“The death of a loved one will almost always illicit any repressed feelings, [feelings of greed, entitlement], and grudges held by [the children and other] heirs [causing those feelings] to come front and center, which is usually a recipe for disaster as far as the disposition of that loved one’s estate.”1 Heirs may have the idea that if a will or revocable trust is in existence a “contract,” has been established between the drafter/donor and themselves.
Any plan involving a revocable trust and/or will is generally NOT a contract between the drafter/donor and his or her heirs. Your heirs don’t get to “start getting valuations on some items and asking directly about [the] will [or trust] so that he [or she] can do “forward financial planning.” See Washington Post Miss Manners – “My Greedy Brother is Waiting for Dad to Die.”

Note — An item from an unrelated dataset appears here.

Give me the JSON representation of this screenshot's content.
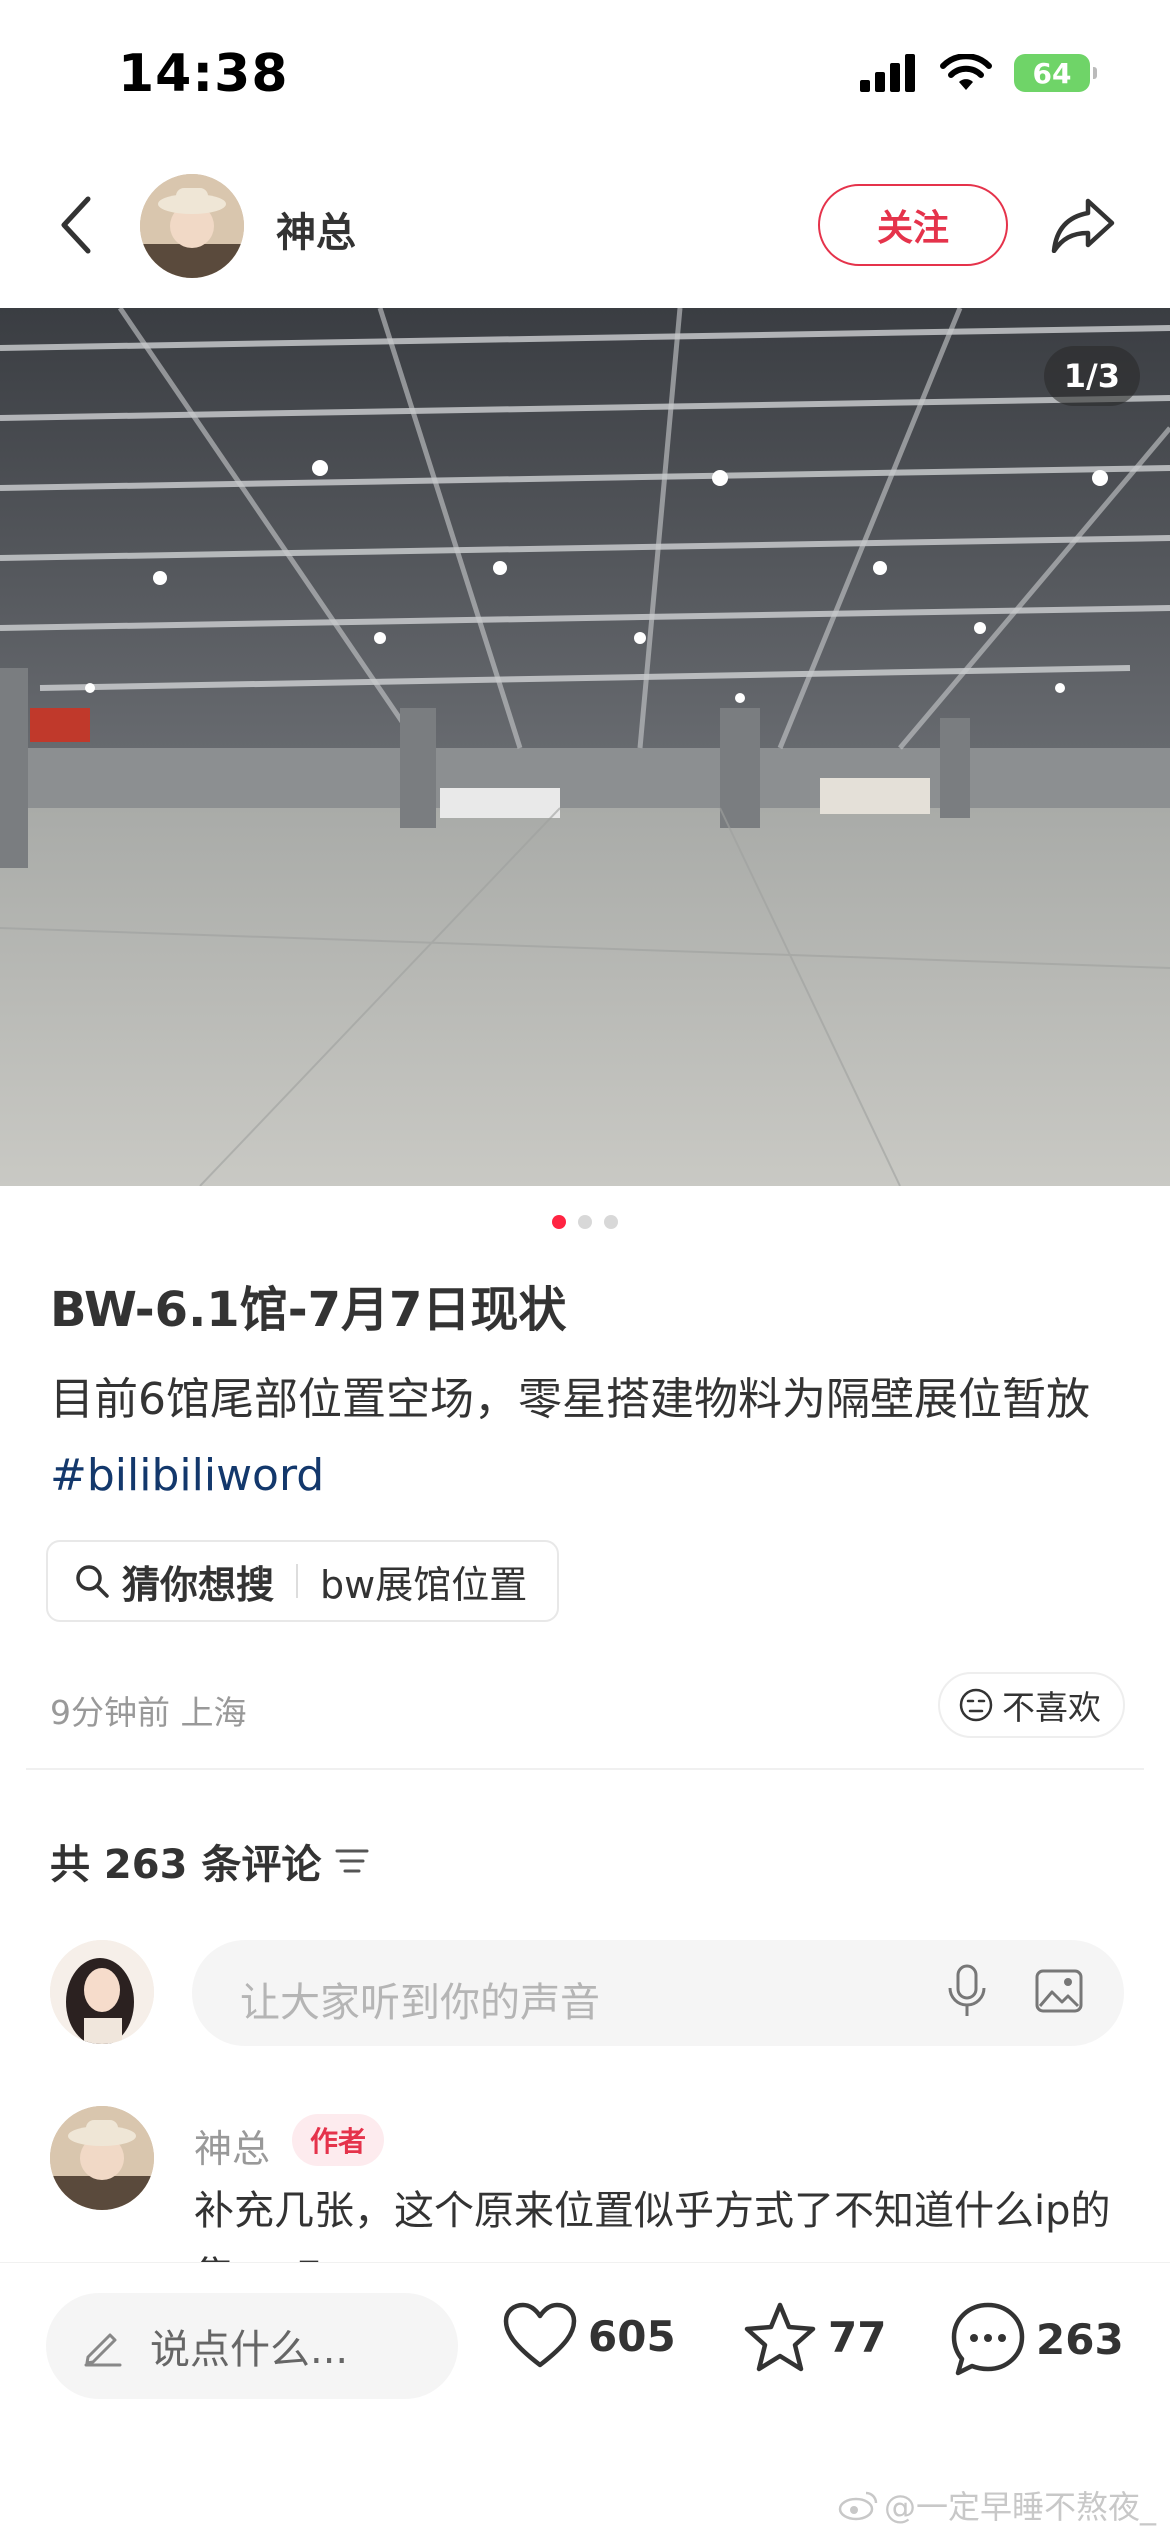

As long as the donor/grantor is alive, it is still his or her stuff and assets to do with as he or she pleases. No adult child has a “right,” to any of Mom or Dad’s assets. As long as Mom or Dad is ‘of sound mind and not under any undue influence,’ Mom and Dad can change their documents to whomever and in whatever amounts he or she wishes.
In this column, “brother dear,” seems to think that because he has made certain life, financial and personal decisions that Dad should give him more and that his sister doesn’t “need” as much because she has not made similar decisions. If Dad wants to do this, OK, if he doesn’t want to do this, that’s OK too. It’s Dad’s decision and it’s still Dad’s stuff.
Brother’s suggestion that his sister misuse her access to Dad to start tallying up Dad’s stuff and the values is also problematic. Firstly, a will “speaks only at death,” so Sister’s position as Executor is not valid yet. Again, Dad can change his mind and name someone else as Executor. Lastly, and not mentioned in the column, if Sister was Dad’s Power of Attorney, she can only act in DAD’s best interest, not her interest or her brother’s.
I wish I could say the above was unusual. It sounds like there is a fight brewing here, and in many other estate processes too. To that end, Dad may want to write a letter or ethical will to his children (outside of the legal will) explaining his intentions, rationale and beliefs regarding any asset disposition in his will (or trust).
Sister may want to seek legal counsel and do some “planning” on her own, but that is a separate blog post for another day.